Comparative outcomes between transcatheter aortic valve replacement (TAVR) and surgical aortic valve replacement (SAVR), which is one of the most important themes in structural heart disease intervention today, have largely been dependent on data from randomized controlled trials (1-4). However, randomized controlled studies do not actually reflect the outcomes of “real-world” TAVR versus SAVR because of relatively stringent inclusion and exclusion criteria. Furthermore, these trials and procedures are often performed in experienced, high-volume centers. In fact, we previously reported worse mortality in TAVR compared to SAVR when the meta-analysis was performed with propensity-matched studies from “real-world” data but similar mortality when only randomized controlled studies were pooled (5). This observation raised a concern that TAVR may not confer similar benefit compared to SAVR outside the randomized clinical trial setting. Accordingly, a large, non-randomized study to examine the real-world comparative outcomes between TAVR versus SAVR was clearly warranted.
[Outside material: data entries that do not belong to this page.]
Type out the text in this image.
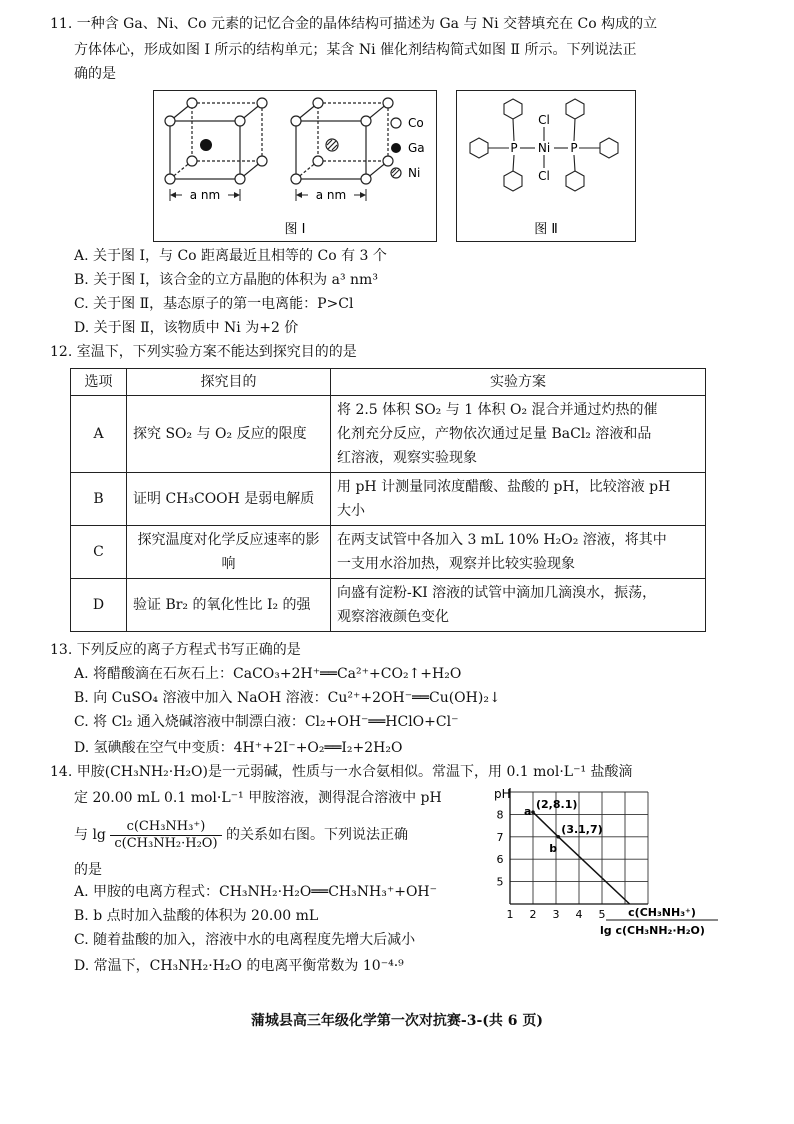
11. 一种含 Ga、Ni、Co 元素的记忆合金的晶体结构可描述为 Ga 与 Ni 交替填充在 Co 构成的立
方体体心，形成如图 Ⅰ 所示的结构单元；某含 Ni 催化剂结构简式如图 Ⅱ 所示。下列说法正
确的是
a nm	a nm
Co
Ga
Ni
图 Ⅰ
P	P
Ni
Cl
Cl
图 Ⅱ
A. 关于图 Ⅰ，与 Co 距离最近且相等的 Co 有 3 个
B. 关于图 Ⅰ，该合金的立方晶胞的体积为 a³ nm³
C. 关于图 Ⅱ，基态原子的第一电离能：P>Cl
D. 关于图 Ⅱ，该物质中 Ni 为+2 价
12. 室温下，下列实验方案不能达到探究目的的是
选项	探究目的	实验方案
A	探究 SO₂ 与 O₂ 反应的限度	将 2.5 体积 SO₂ 与 1 体积 O₂ 混合并通过灼热的催
化剂充分反应，产物依次通过足量 BaCl₂ 溶液和品
红溶液，观察实验现象

B	证明 CH₃COOH 是弱电解质	用 pH 计测量同浓度醋酸、盐酸的 pH，比较溶液 pH
大小

C	探究温度对化学反应速率的影响	在两支试管中各加入 3 mL 10% H₂O₂ 溶液，将其中
一支用水浴加热，观察并比较实验现象

D	验证 Br₂ 的氧化性比 I₂ 的强	向盛有淀粉-KI 溶液的试管中滴加几滴溴水，振荡，
观察溶液颜色变化
13. 下列反应的离子方程式书写正确的是
A. 将醋酸滴在石灰石上：CaCO₃+2H⁺══Ca²⁺+CO₂↑+H₂O
B. 向 CuSO₄ 溶液中加入 NaOH 溶液：Cu²⁺+2OH⁻══Cu(OH)₂↓
C. 将 Cl₂ 通入烧碱溶液中制漂白液：Cl₂+OH⁻══HClO+Cl⁻
D. 氢碘酸在空气中变质：4H⁺+2I⁻+O₂══I₂+2H₂O
14. 甲胺(CH₃NH₂·H₂O)是一元弱碱，性质与一水合氨相似。常温下，用 0.1 mol·L⁻¹ 盐酸滴
定 20.00 mL 0.1 mol·L⁻¹ 甲胺溶液，测得混合溶液中 pH
与 $\lg \frac{\text{c(CH₃NH₃⁺)}}{\text{c(CH₃NH₂·H₂O)}}$ 的关系如右图。下列说法正确
的是
A. 甲胺的电离方程式：CH₃NH₂·H₂O══CH₃NH₃⁺+OH⁻
B. b 点时加入盐酸的体积为 20.00 mL
C. 随着盐酸的加入，溶液中水的电离程度先增大后减小
D. 常温下，CH₃NH₂·H₂O 的电离平衡常数为 10⁻⁴·⁹
1 2 3 4 5
5
6
7
8 a
(2,8.1)
b
(3.1,7)
pH
c(CH₃NH₃⁺)
lg c(CH₃NH₂·H₂O)
蒲城县高三年级化学第一次对抗赛-3-(共 6 页)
The study by Brennan et al. has attempted to fill this gap in the literature in their article published in the Journal of American College of Cardiology (6) utilizing data from the Society of Thoracic Surgeons (STS)/American College of Cardiology Transcatheter Valve Therapy (TVT) for TAVR and STS National Database for SAVR. These two large United States registries are suitable sources to evaluate real-world data between TAVR and SAVR. The inclusion interval was January 1, 2014 to September 30, 2015 for TAVR and July 1, 2011 to December 31, 2013 for SAVR.
Outcomes for SAVR and TAVR patients were compared in the intermediate-to-high risk patients stratified according to the STS-PROM scores. There were expected and unexpected results. Expectedly, perioperative outcomes (vascular complications, pacemaker implantation, red cell transfusions etc.) generally mirrored that of results from randomized controlled trials. Also, 1-year mortality was similar between TAVR and SAVR. The similar 1-year mortality was consistent among extensive sub-group analysis. These results suggest that TAVR confers similar mortality benefit compared to SAVR.
Unexpectedly, early mortality was significantly lower for TAVR, which was different from previous randomized controlled trials. Although, the Brennan analysis did not provide a breakup of the type of valve used in the TAVR cohort, the aforementioned results are in disagreement with the encouraging results of the SURTAVI (4) and PARTNER 2A (7) trials in intermediate risk patients suggesting a similar 30-day mortality with newer-generation valves. Whether similar enhancements in minimally invasive surgery over the last few years might likewise contribute to a comparable improvement in short-term survival remains unclear.
Although in aggregate, their findings are reassuring and appear to generally suggest clinical equipoise between the two alternative approaches of valve replacement in the intermediate-to-high risk subsets of patients, a few limitations need to be acknowledged.
First, trans-femoral access was used in 76.3% in this study. This proportion could further rise with newer generation delivery systems with dramatic reductions in sheath sizes for both delivery platforms since their initial introduction, making trans-femoral delivery the preferred approach in most patients, a trend that could plausibly lower in-hospital mortality by lowering vascular and bleeding complications, compared to the trans-aortic or trans-subclavian routes of implantation. Nonetheless, this perspective has to be tempered by the fact that concomitant coronary artery bypass graft, which raises the surgical risk, was performed in 33.1% in the SAVR group. Whether isolated SAVR would have similar early mortality compared to TAVR requires further investigation.
Another unexpected finding was that risk of stroke continued to trend up during the follow-up period in TAVR group, although the overall rate of stroke was low and did not reach statistical significance. It is of great clinical interest and tempting to speculate whether this trend may be related to valve thrombosis and whether the routine addition of oral anti-coagulant post-TAVR would decrease stroke rate in TAVR. Finally, despite the meticulous efforts to match risk profiles between SAVR and TAVR groups, confounding from selection or assignment bias that occurred pre-procedurally for a variety of reasons including patient frailty, as acknowledged by the authors, could have skewed the results in favor of SAVR.
Should TAVR as an intervention be currently considered equivalent to SAVR for symptomatic, severe aortic stenosis at high and intermediate risk surgical risk in routine ‘real-world’ practice? Although there remain a few areas of uncertainty, such as outcomes in the bicuspid aortic valve, valve-in-valve, valve thrombosis, and especially long-term clinical outcomes in TAVR in comparison to SAVR, results from this research paper are reassuring and indicate that TAVR has evolved and matured into a robust alternative to SAVR. Ongoing technologic refinements with both FDA-approved platforms are likely to lead to further reductions in short-term mortality and stroke risk in the near future.
Conflicts of Interest: The authors have no conflicts of interest to declare.